Clinical Trial Details
— Status: Enrolling by invitation
Administrative data
NCT number |
NCT05374395 |
Other study ID # |
21-097-2 |
Secondary ID |
|
Status |
Enrolling by invitation |
Phase |
N/A
|
First received |
|
Last updated |
|
Start date |
July 1, 2023 |
Est. completion date |
February 28, 2026 |
Study information
Verified date |
January 2024 |
Source |
UConn Health |
Contact |
n/a |
Is FDA regulated |
No |
Health authority |
|
Study type |
Interventional
|
Clinical Trial Summary
Emerging adults (ages 18-25) are at higher risk for substance use disorders, including opiate
addiction, than any other age group but are also more likely to drop out early from substance
use treatment services. This project will evaluate an enhancement to usual services,
delivered by peer recovery supports, specifically aimed at improving treatment adherence and
reducing dropout in this age group. The study will also answer key questions about risk
factors for dropout among emerging adults and the financial sustainability of enhancing
services to reduce dropout.
Description:
Emerging adults (EAs; ages 18-25) have higher rates of substance use disorders than any other
age group and have been hit particularly hard by the opioid crisis. EAs also demonstrate poor
adherence to healthcare regimens associated with substance use services, with higher dropout
rates and lower service utilization than any other age group. This poor adherence leads to
devastating outcomes, including continued substance use, incarceration, and overdose. In
addition, high dropout rates contribute to skyrocketing costs to treatment systems as a
result of more acute service needs, expensive service utilization, and long waitlists.

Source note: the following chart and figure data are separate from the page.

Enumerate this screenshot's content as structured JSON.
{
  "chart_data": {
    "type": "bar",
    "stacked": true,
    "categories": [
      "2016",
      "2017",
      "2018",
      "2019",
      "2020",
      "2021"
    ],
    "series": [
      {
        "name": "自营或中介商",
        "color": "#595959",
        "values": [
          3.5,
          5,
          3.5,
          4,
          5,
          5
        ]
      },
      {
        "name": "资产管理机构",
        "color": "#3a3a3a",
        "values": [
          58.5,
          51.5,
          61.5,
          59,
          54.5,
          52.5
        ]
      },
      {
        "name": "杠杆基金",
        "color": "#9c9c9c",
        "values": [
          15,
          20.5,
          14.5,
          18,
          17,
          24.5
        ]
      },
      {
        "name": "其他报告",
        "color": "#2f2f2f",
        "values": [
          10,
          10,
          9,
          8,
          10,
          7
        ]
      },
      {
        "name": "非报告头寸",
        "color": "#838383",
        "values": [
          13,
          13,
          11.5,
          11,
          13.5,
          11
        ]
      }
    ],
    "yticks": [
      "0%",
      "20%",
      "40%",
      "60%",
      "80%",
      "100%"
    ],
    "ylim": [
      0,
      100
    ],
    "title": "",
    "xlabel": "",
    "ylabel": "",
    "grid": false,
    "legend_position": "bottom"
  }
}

Cost-effective strategies that are aimed at improving treatment adherence to substance use
services and tailored to meet the unique developmental needs of EAs are an imminent need.
Further, little is known about risk factors for dropout specific to this age group, hindering
effective system responses to this significant problem.
At the same time, substance use service systems are increasingly using peer recovery supports
(PRS; i.e., paraprofessionals who have "lived experience" with substance use problems) to
bolster treatment outcomes without incurring considerable additional costs. However, services
delivered by PRS have not been tailored specifically to reduce EA dropout, and few have been
rigorously tested at all. The current study will evaluate an innovative EA-specific dropout
prevention enhancement to usual treatment services, delivered by PRS in community-based
substance use treatment clinics (Aim 1). The investigators will employ a stepped-wedge
cluster randomized design, resulting in each clinic having a longitudinal usual services
phase and a longitudinal dropout prevention phase. The two phases will be compared on rates
of EA dropout and service utilization using objective data from clinical charts.